Ah, Riforma: che parola portatrice di novità, di miglioramenti, di nuove speranze, che vocabolo sonoro e solare, foriero di cambiamenti e di audaci progetti...
Ce ne sono di così belle, di Riforme, che vale la pena di parlare anche solo di un frammento di queste ciclopiche realizzazioni per vedere, chiaramente, anche la totalità dell'opera immane che si sta compiendo.
Prendiamo un ministero a caso: il Ministero per i Beni Culturali e Ambientali che fu istituito da Spadolini nel 1974. Non si usavano ancora le sigle ma si sarebbe dovuto chiamare MiBCA
Nel 1998, durante il primo governo Prodi, fu istituito il nuovo Ministero per i Beni e le Attività Culturali (alle quali si andò ad aggiungere la promozione dello sport e di impiantistica sportiva e la promozione delle attività dello spettacolo in tutte le sue espressioni): il MiBAC.
Nel 2013 il governo Letta affidò le competenze del Turismo al Ministero che assunse la denominazione di Ministero dei Beni e delle Attività Culturali e del Turismo: il MiBACT.
Nel 2018 sorse una nuova struttura a denominazione di Ministero per i Beni e le Attività Culturali: il MiBAC.
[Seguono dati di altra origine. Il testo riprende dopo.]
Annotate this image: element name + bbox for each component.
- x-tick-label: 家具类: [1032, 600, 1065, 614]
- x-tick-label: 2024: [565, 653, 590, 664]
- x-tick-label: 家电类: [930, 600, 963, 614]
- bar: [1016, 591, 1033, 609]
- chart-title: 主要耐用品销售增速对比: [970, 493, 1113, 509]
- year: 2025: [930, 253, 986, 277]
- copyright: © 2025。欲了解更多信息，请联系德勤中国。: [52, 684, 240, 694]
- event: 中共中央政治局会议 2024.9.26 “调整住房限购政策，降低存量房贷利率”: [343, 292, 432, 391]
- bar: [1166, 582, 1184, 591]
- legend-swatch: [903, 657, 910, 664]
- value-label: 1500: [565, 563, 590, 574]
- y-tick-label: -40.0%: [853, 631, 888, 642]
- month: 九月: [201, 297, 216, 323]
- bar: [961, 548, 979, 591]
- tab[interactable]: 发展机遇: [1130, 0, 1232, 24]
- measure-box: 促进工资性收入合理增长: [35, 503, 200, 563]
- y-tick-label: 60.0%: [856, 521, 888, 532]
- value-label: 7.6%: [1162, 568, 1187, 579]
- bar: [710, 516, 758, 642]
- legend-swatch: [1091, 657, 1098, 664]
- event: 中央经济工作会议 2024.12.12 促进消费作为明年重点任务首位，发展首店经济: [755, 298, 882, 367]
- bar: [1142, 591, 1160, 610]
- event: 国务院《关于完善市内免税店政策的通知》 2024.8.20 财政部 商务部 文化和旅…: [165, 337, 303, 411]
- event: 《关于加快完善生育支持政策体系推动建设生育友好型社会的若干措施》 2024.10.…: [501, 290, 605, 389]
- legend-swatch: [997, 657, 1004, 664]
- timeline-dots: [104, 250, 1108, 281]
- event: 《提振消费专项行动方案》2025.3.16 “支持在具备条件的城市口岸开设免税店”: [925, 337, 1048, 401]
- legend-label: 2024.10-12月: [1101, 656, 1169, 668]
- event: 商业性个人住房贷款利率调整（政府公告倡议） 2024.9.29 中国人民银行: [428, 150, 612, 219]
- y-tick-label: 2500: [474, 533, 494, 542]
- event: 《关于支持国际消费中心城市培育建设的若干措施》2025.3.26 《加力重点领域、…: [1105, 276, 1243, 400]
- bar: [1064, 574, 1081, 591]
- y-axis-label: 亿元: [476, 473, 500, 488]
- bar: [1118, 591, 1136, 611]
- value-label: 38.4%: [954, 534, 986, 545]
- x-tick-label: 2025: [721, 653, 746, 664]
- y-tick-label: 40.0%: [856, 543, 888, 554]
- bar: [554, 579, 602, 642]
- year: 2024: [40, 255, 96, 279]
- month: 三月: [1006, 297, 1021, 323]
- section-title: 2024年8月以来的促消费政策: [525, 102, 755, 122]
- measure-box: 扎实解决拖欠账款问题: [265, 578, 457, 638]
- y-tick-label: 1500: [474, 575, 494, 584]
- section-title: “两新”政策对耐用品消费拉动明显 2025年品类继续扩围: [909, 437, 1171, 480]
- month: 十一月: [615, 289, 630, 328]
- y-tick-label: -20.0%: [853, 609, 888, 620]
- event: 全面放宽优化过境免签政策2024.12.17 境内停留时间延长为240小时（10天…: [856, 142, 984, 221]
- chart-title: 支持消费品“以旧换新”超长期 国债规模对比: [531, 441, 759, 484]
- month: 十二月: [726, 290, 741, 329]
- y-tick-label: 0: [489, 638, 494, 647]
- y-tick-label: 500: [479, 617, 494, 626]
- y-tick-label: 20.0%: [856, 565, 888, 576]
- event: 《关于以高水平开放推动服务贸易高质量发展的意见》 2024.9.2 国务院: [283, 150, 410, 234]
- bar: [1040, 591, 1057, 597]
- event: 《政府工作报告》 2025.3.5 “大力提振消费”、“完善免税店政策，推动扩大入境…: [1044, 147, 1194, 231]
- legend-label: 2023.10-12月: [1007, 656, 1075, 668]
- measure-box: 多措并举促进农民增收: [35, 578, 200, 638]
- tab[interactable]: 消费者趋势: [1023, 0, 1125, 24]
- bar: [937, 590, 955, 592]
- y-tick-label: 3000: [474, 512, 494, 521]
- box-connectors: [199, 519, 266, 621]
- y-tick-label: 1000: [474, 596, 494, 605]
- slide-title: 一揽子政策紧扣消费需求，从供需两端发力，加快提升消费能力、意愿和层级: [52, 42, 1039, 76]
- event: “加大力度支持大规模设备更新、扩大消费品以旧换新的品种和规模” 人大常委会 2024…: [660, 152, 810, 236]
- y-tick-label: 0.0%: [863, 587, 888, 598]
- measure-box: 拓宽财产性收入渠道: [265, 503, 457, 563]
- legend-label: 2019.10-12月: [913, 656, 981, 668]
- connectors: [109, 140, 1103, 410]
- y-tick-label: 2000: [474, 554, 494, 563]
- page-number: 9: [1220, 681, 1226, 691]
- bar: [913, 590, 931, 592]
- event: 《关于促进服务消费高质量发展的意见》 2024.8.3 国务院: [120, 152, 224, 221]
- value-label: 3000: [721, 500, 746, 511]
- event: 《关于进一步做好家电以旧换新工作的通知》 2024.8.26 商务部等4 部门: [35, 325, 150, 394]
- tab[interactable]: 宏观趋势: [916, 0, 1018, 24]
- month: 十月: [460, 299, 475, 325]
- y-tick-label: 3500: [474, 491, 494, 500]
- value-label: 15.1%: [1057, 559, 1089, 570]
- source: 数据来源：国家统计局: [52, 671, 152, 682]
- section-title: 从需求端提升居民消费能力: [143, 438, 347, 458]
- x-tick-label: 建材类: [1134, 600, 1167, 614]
Da pochi giorni la struttura in oggetto è stata ribattezzata Ministero della Cultura.
Abituati all'orribile uso degli acronimi, molti hanno pensato che adesso sarebbe stato abbreviato in MinCul, con gran gioia per chi è avvezzo ai giochi di parole di vario spessore culturale.
Ma dal Ministero, con urgente circolare, hanno informato ufficialmente che l'acronimo sarà: MiC.
Grazie a questa nuova Riforma, allora, i dipendenti del Ministero si dovranno affrettare, ancora una volta, a sbianchettare il vecchio nome e a vergarne il nuovo sui moduli e sulle pagine intestate che popolano le loro scrivanie; a rifare le lapidi, le targhe e le targhette, i timbri, i sigilli per ceralacca e quant'altro si usa modernamente negli uffici di tale struttura.
Vi rendete conto di quanti e quali sforzi riformatori sono stati compiuti più e più volte in così pochi anni?